ABD Fetullah Gülen’i verir mi?

YAYINLAMA: 16 Ağustos 2016 / 20.00 | GÜNCELLEME: 16 Ağustos 2016 / 20.00

Çok ama çok zor bir soru.

ABD’nin işleyiş tarzını bilmeyenler için bu soruya yanıt vermek  spekülasyondan öteye gitmez.

Obama, topal ördek oldu, onun zamanında bir şey yapılamaz ama kararı Kasım’da seçilecek başkan verir diyenler varsa, üzgünüm böyle konuşanlar da fazla bir şey bilmiyor demektir.

Hillary Clinton gelmiş veya Donald Trump gelmiş, Gülen açısından zerre kadar bir şey farketmez.

ABD Başkanları İngiltere Kraliçesi II. Elizabeth’ten biraz hallicedir, o kadar!..

 

O halde ABD’yi kim yönetiyor?

Lobiler!..

Bir uzman bir vakit şöyle demişti:

Amerikan devlet adamlarının arkasındaki hegemonlardır dünyaya nizam veren, ülkeleri işgal ettiren, darbe yaptıran, hükümetleri deviren ve ülkelerin sınırlarını değiştirenler.

 

Hegemonya derken, özellikle lobileri ve derin devleti hesaba katacaksınız.

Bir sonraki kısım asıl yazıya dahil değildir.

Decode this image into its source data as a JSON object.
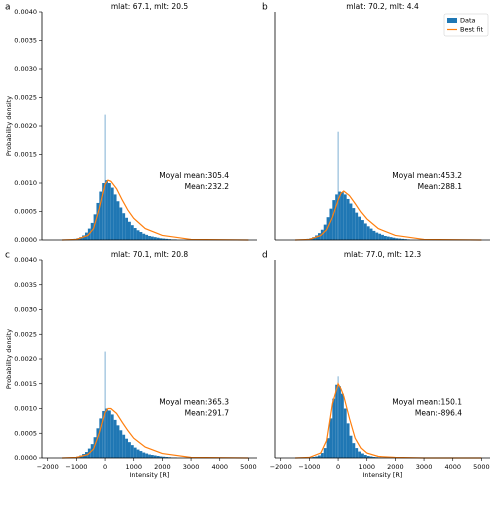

ABD denen devleti işletenlerin dünyayı da yönettiğini biliyoruz. Karar makanizmalarında yer alan kurumların tepe noktasında da hep Yahudiler’in olduğu bilinen diğer bir gerçektir.

Ancak, benim kısaca anlatmak istediğim ABD’de Gülen kararını ne  Obama verecek, ne de Dışişleri!..

 

Türkiye I. Dünya Savaşı’ndan sonraki en büyük felaketi, bölünmeyi yaşıyor.

Cumhuriyet tarihinin en büyük tasfiyesi yaşanıyor.

11 bin 661 olan hakim ve savcı sayısının neredeyse yarıya yakını tasviyeye uğrayacak gibi gözüküyor.

Ordu da general sayısı yarıya düşecek gibi, pilot sayısı da öyle!..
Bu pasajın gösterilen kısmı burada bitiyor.